Mortgage rates have inched higher after the Federal Reserve cut benchmark interest rates, a counterintuitive but common phenomenon.

The average 30-year fixed mortgage rate was 6.35% on Friday, up from 6.13% the day before the Fed cut rates, according to Mortgage News Daily.

Mortgage rates ticked up after the central bank delivered its widely expected 25 basis point cut, with Fed Chairman Jerome Powell cautioning that “there is no risk-free path” as the Fed tries to navigate a weakening labor market and relatively hot inflation.

The Fed doesn’t directly control mortgage rates, though its interest rate decisions can influence them.

“Our policy rate changes do tend to affect (mortgage rates),” Powell said. “That has been happening. That will, of course, raise demand.”

Ten-year Treasury yields, which mortgage rates closely track, initially fell on Wednesday after the cut but ended the day higher. They rose again on Thursday after new data showed a sharp drop in unemployment claims.

Before the recent uptick, mortgage rates had been moving steadily downward for several weeks as financial markets anticipated the Fed’s cut and new data showed that hiring was losing steam.

Where mortgage rates go next is anyone’s guess. Last year, the Fed cut rates three times between September and December, and mortgage rates rose throughout that period. Fed officials are penciling in two more rate cuts this year, but remain divided over their short-term economic outlook.
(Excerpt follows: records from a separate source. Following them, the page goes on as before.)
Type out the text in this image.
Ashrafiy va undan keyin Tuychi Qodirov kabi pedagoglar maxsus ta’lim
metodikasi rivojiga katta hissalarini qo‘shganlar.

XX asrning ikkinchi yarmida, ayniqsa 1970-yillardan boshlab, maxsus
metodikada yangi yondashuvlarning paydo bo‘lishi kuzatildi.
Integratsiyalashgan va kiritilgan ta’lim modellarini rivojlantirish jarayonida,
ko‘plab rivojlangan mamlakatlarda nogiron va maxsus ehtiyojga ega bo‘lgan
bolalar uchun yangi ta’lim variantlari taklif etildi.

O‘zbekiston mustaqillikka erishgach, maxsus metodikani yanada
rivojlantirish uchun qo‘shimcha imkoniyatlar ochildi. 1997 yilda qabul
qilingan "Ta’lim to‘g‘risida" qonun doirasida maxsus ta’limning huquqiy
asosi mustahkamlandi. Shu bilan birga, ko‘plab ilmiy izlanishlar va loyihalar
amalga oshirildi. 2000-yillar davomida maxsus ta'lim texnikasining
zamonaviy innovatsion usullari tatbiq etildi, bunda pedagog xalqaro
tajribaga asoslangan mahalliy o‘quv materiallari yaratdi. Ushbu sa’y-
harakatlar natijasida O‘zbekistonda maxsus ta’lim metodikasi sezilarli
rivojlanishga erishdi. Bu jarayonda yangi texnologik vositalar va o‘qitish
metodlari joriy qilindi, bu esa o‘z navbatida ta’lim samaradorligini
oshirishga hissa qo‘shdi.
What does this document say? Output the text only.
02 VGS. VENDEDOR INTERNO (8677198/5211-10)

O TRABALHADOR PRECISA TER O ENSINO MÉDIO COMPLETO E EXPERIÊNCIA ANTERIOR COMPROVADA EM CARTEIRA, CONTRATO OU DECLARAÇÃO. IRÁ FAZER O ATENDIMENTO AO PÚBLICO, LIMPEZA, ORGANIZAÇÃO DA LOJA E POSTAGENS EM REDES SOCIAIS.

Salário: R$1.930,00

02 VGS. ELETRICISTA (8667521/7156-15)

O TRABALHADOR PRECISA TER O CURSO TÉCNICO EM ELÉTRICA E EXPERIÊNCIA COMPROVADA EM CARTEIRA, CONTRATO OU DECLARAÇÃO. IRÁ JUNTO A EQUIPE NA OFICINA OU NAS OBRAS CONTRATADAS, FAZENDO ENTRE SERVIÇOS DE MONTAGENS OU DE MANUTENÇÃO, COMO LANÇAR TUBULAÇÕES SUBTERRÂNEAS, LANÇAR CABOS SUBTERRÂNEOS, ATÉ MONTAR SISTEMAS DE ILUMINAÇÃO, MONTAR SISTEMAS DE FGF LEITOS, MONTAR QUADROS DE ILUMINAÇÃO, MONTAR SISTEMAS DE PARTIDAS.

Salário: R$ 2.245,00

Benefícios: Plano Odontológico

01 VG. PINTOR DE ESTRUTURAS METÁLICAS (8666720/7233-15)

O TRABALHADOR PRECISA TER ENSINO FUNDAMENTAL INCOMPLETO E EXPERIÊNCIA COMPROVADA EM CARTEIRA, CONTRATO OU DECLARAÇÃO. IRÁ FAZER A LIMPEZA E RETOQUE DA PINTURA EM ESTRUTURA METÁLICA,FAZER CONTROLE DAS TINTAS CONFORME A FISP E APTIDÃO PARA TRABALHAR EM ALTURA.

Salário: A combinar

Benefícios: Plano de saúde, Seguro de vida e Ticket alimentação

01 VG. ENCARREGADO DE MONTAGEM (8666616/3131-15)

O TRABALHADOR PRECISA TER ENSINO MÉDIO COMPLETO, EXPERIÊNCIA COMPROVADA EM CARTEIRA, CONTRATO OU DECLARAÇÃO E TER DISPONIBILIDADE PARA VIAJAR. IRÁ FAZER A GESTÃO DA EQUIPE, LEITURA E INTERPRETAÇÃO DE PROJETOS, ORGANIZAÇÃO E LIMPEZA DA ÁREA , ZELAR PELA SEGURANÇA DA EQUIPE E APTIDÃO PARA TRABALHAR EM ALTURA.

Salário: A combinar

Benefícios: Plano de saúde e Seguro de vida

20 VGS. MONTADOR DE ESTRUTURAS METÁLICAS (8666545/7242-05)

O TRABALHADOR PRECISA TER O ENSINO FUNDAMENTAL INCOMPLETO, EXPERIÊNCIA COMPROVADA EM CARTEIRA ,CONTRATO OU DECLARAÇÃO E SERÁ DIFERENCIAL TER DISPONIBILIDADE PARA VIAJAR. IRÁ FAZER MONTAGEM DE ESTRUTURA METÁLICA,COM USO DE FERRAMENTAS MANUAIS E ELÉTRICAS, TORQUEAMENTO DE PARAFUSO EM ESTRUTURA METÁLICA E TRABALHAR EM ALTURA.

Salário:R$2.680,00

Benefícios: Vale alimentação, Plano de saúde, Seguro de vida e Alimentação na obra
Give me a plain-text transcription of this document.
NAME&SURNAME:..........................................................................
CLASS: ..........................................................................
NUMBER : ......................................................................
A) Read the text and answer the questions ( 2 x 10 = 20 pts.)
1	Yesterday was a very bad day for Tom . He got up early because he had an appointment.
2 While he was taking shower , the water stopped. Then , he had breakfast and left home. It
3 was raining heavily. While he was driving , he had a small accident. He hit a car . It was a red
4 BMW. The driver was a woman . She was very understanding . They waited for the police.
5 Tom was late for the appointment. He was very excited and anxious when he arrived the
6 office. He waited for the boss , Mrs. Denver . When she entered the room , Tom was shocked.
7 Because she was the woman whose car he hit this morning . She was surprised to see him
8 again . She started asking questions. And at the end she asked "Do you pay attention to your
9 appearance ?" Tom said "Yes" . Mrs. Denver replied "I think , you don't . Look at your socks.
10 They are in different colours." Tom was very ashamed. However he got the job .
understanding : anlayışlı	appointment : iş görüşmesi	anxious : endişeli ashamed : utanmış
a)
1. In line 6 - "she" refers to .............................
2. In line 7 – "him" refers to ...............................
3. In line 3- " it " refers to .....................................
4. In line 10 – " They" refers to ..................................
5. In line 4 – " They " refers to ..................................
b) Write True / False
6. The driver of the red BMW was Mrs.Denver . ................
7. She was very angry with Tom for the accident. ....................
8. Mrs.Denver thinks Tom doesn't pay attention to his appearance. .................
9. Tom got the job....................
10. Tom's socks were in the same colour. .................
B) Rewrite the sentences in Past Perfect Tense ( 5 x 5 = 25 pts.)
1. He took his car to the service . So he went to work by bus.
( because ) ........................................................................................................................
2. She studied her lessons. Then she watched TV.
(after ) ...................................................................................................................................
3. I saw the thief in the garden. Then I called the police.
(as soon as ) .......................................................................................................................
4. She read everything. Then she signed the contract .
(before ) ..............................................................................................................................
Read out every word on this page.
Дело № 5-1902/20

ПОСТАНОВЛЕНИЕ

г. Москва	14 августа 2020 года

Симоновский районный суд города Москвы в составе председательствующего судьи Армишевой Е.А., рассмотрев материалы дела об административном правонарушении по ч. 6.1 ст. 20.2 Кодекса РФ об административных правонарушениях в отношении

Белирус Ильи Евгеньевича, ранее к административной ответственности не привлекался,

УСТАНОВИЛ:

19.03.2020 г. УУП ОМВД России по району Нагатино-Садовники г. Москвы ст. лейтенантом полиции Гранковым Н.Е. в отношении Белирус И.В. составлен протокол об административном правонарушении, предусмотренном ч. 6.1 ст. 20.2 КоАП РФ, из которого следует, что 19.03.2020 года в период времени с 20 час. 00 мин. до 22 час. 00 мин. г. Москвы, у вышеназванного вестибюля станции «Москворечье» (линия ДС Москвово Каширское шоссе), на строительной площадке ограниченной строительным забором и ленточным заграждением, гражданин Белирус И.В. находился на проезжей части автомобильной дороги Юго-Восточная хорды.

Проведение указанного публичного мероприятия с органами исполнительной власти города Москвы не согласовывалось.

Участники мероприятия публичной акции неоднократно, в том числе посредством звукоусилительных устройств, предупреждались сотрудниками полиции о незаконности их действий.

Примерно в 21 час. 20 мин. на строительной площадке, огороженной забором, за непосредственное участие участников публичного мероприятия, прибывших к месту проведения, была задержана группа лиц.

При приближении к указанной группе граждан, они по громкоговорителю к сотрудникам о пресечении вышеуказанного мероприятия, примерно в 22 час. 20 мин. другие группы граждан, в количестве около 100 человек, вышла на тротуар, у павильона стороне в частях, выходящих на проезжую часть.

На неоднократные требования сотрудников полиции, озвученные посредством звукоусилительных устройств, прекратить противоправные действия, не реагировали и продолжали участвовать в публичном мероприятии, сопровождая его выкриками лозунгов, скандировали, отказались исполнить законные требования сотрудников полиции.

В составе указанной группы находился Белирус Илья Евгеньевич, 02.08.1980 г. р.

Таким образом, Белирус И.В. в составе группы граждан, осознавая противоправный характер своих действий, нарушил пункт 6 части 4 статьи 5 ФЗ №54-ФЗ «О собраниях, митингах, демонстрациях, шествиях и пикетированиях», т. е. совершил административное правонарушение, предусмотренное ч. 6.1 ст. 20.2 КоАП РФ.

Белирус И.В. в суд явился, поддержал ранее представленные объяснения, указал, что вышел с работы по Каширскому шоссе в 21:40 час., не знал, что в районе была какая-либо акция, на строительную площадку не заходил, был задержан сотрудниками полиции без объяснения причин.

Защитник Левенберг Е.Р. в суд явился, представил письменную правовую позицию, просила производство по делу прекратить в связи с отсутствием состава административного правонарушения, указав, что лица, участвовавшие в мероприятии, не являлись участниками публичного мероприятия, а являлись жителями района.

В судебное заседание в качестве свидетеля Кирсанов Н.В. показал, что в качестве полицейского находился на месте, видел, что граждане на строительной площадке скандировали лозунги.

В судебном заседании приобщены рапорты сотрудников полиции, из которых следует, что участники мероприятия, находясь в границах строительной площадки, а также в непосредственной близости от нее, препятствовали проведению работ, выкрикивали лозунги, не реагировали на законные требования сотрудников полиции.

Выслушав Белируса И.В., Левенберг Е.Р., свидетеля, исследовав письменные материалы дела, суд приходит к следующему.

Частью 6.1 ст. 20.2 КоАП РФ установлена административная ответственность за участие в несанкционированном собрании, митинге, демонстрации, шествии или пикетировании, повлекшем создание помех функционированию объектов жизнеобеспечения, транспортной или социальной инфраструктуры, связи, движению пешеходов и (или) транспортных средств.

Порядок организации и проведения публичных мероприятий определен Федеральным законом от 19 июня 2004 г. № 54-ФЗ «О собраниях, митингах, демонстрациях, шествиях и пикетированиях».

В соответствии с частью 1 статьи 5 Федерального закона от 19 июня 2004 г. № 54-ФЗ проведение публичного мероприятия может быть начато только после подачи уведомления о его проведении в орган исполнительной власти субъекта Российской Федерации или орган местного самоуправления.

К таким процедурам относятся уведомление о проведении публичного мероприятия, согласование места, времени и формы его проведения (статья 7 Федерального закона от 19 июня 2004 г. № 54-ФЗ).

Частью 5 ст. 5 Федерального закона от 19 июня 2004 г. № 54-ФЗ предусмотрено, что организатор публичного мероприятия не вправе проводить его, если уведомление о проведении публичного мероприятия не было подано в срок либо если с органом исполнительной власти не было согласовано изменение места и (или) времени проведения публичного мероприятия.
“With financial markets anticipating a more rapid easing of monetary policy than the Federal Reserve is likely to deliver, mortgage rates aren’t likely to fall much further,” Orphe Divounguy, senior economist at Zillow, said in a statement.

Similarly, Rocket Chief Business Officer Bill Banfield said in a statement that mortgage rates were likely to be “relatively flat” in the short-term because financial markets had already priced in the latest cut.

There are signs that more borrowers are taking notice of the recent downward moves in mortgage rates. Refinancing demand surged 58% through Friday compared to a week earlier and is up 70% from this time a year ago, according to Mortgage Bankers Association data. Mortgage applications for home purchases also rose 3% week-over-week.

While mortgage demand is showing signs of improvement now, home sales have been slow for much of the year as buyers struggle to afford near-record high home prices and mortgage rates north of 6%. Lower rates alone might not be enough to boost the market, Powell said.

“I think most analysts think it has to be big changes to matter a lot for the housing sector,” he said.